Pro-Choice Americans at a Record Low – But Does it Matter in the Abortion Debate?


A Gallup poll released last week showed that only 41% of Americans today consider themselves “pro-choice,” versus 50% who consider themselves “pro-life.” A quick glance at the chart below – which shows the fluctuations since 1995, when Gallup began polling using the specific terms “pro-choice” and “pro-life” – has one particularly notable trend: It wasn’t until 2009 that these views began fluctuating most dramatically, and that pro-life responses actually took a lead over pro-choice ones.

Planned Parenthood, Jezebel, and others asked the question “so what?” and were quick to dismiss these results as nothing but a lesson in how meaningless these labels have become. They say that the public’s views on abortion remain consistent because when these same participants were asked if abortion should be allowed in “all circumstances,” “some circumstances,” or “no circumstances,” the majority of Americans (52%) answered “some circumstances” This has remained fairly consistent over the years Gallup has polled on abortion, and thus pro-choice and pro-life are less accurate indicators of respondants' views. However, while these labels may be fluid and defined differently by each person as the Jezebel article argues, I think the fact that a shrinking number of Americans want to associate themselves as “pro-choice” is still very significant. 

In the same way that people consider the meaning of pro-choice or pro-life differently, what each person considers “some circumstances” also varies widely. The category includes people who believe abortion should be illegal in many circumstances. A person who checked the “some circumstances” category on the Gallup poll but also picked “pro-life” – or at least was unwilling to pick “pro-choice” – could very well support any of the recent restrictions that have been brought forward this year, from the Catholic Church’s fight against Obama’s health care mandate, proposed laws like vaginal ultrasounds, Arizona’s “wrong birth” bill, Utah’s 72-hour waiting period, and more. At the very least, many of these “some circumstances” people are unlikely to be vocal critics.

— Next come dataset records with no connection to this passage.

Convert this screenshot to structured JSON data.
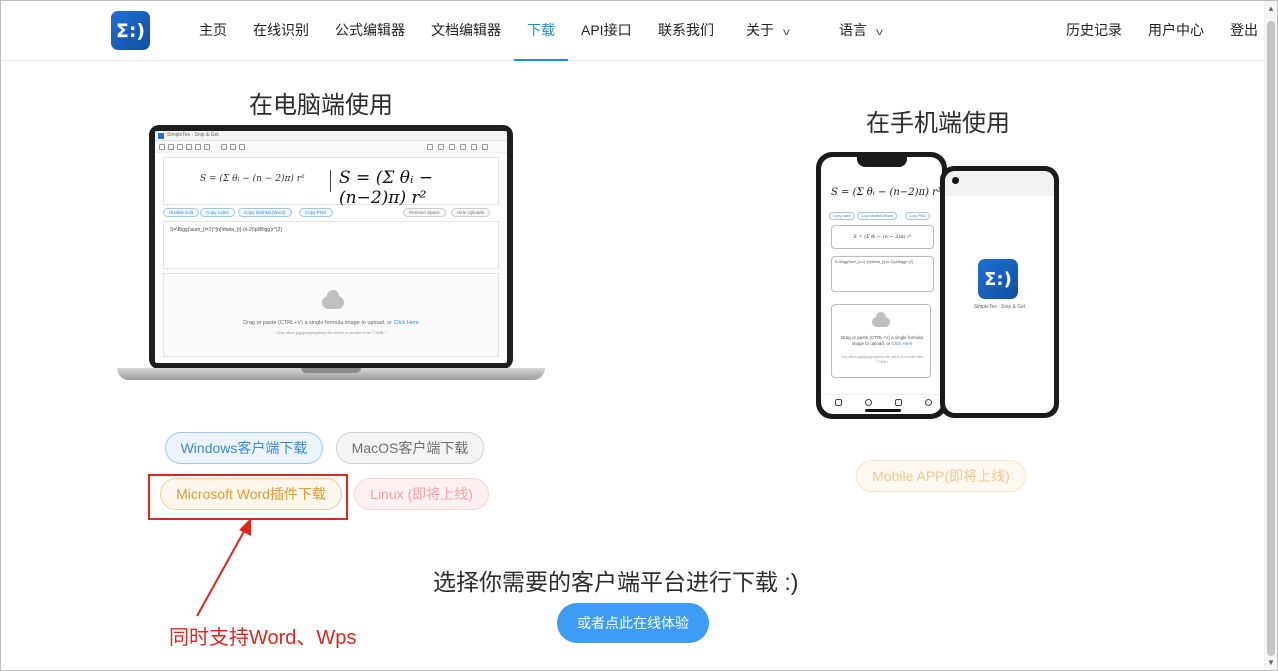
{
  "header": {
    "logo_text": "Σ:)",
    "nav": [
      "主页",
      "在线识别",
      "公式编辑器",
      "文档编辑器",
      "下载",
      "API接口",
      "联系我们",
      "关于",
      "语言"
    ],
    "right": [
      "历史记录",
      "用户中心",
      "登出"
    ],
    "active": "下载"
  },
  "main": {
    "desktop_title": "在电脑端使用",
    "mobile_title": "在手机端使用",
    "buttons": {
      "windows": "Windows客户端下载",
      "macos": "MacOS客户端下载",
      "word": "Microsoft Word插件下载",
      "linux": "Linux (即将上线)",
      "mobile": "Mobile APP(即将上线)"
    },
    "choose_text": "选择你需要的客户端平台进行下载 :)",
    "try_online": "或者点此在线体验",
    "annotation": "同时支持Word、Wps"
  },
  "laptop": {
    "window_title": "SimpleTex - Snip & Get",
    "formula_small": "S = (Σ θᵢ − (n − 2)π) r²",
    "formula_big": "S = (Σ θᵢ − (n−2)π) r²",
    "buttons": [
      "Disable Edit",
      "Copy Latex",
      "Copy MathML(Word)",
      "Copy PNG",
      "Remove Space",
      "Hide Uploads"
    ],
    "latex": "S=\\Bigg(\\sum_{i=1}^{n}\\theta_{i}-(n-2)\\pi\\Bigg)r^{2}",
    "upload_line1": "Drag or paste (CTRL+V) a single formula image to upload, or",
    "upload_link": "Click Here",
    "upload_line2": "Only allow jpg/jpeg/png/bmp file which is smaller than 7.5MB !"
  },
  "phone": {
    "formula": "S = (Σ θᵢ − (n−2)π) r²",
    "buttons": [
      "Copy Latex",
      "Copy MathML(Word)",
      "Copy PNG"
    ],
    "box1": "S = (Σ θᵢ − (n − 2)π) r²",
    "latex": "S=\\Bigg(\\sum_{i=1}^{n}\\theta_{i}-(n-2)\\pi\\Bigg)r^{2}",
    "upload_line1": "Drag or paste (CTRL+V) a single formula image to upload, or",
    "upload_link": "Click Here",
    "upload_line2": "Only allow jpg/jpeg/png/bmp file which is smaller than 7.5MB !",
    "app_name": "SimpleTex - Snip & Get"
  }
}
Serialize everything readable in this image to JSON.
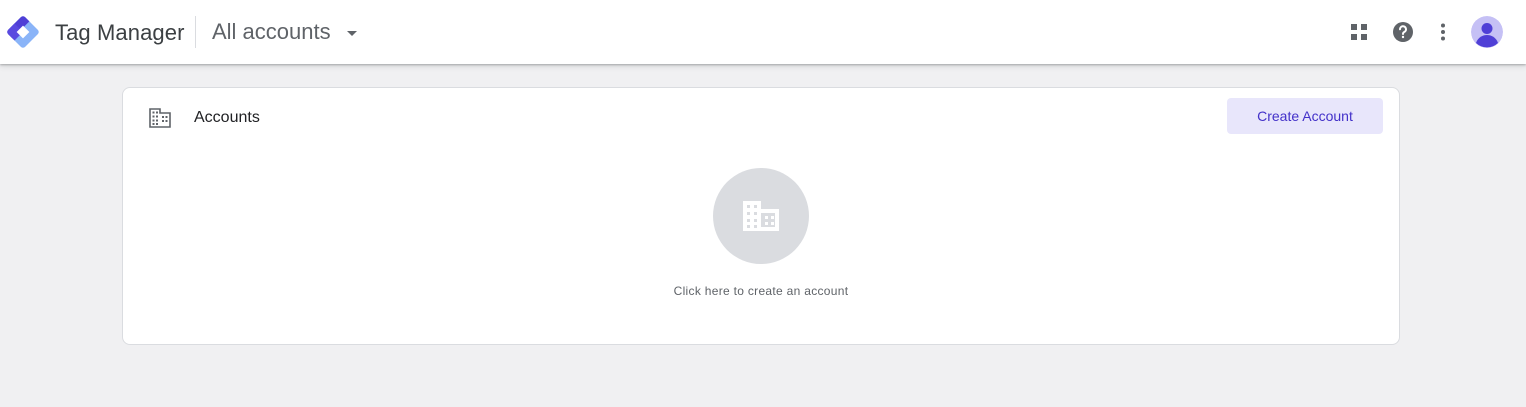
{
  "header": {
    "app_title": "Tag Manager",
    "account_picker_label": "All accounts",
    "icons": [
      "apps-grid-icon",
      "help-icon",
      "more-vert-icon",
      "avatar-icon"
    ]
  },
  "card": {
    "title": "Accounts",
    "create_button_label": "Create Account",
    "empty_state_text": "Click here to create an account"
  },
  "colors": {
    "brand_blue": "#8ab4f8",
    "brand_purple": "#4f3fd6",
    "button_bg": "#e8e6fb",
    "button_text": "#4331c9",
    "page_bg": "#f0f0f2"
  }
}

This particularly heightened flux in pro-life/pro-choice views started in 2009, when the Tea Party formed and the most conservative wing of the Republican Party began organizing and gaining influence within the party, in legislatures, and at the national level. Perhaps the majority of Americans still don’t want to see Roe overturned, but if they are unwilling to associate themselves with “pro-choice,” then conservative elements clearly have gained a lot of ground in strengthening the pro-life message and promoting policies that may not make abortion or contraception outright illegal for women, but still limited.With increasing force and political influence, it seems the GOP has succeeded more than ever in branding “pro-life” as the higher moral choice, as only 38% say abortion morally acceptable, while 51% say morally wrong. 

A tepid support for abortion because it is a necessary evil is hardly a good ally in a pro-choice fight. Andrew Rosenberg at the New York Times argues that because of this fact, abortion advocates should essentially give up trying to win the moral argument, and simply push the practical, legal aspects of the issue which will grant them greater success in their fight to keep abortion accessible to women. 

In a country where “moral values” inevitably becomes an important topic in every election, however, the fight over the morality of the issue matters immensely. If Americans see pro-life as the only truly moral choice and increasingly buy into the de-moralizing argument, it will have implications in the strength of the pro-choice movement’s allies. Will Americans be as vehement as pro-life advocates and as willing to support a hard-line stance in defense of universal access to abortions? Or will they slowly fall into the “some circumstances” category that could include waiting periods, mandatory ultrasounds, and a de-funded Planned Parenthood? How does the pro-choice movement galvanize a base of Roe supporters that don't even want to be associated with it? 

The fewer Americans who identify themselves as pro-choice – and see it as a moral choice – the more difficult the battle for reproductive rights on the left will be in a country that considers moral values of utmost importance. Overall, the number of Americans declaring pro-choice has seen a 15 point change in the past two decades; that’s a huge drop that can't be ignored. With the strength of the Tea Party and the socially conservative wing of the Republican Party pushing full force, pro-choice advocates should perhaps pay a little more attention to how many Americans are willing to take a true pro-choice pledge.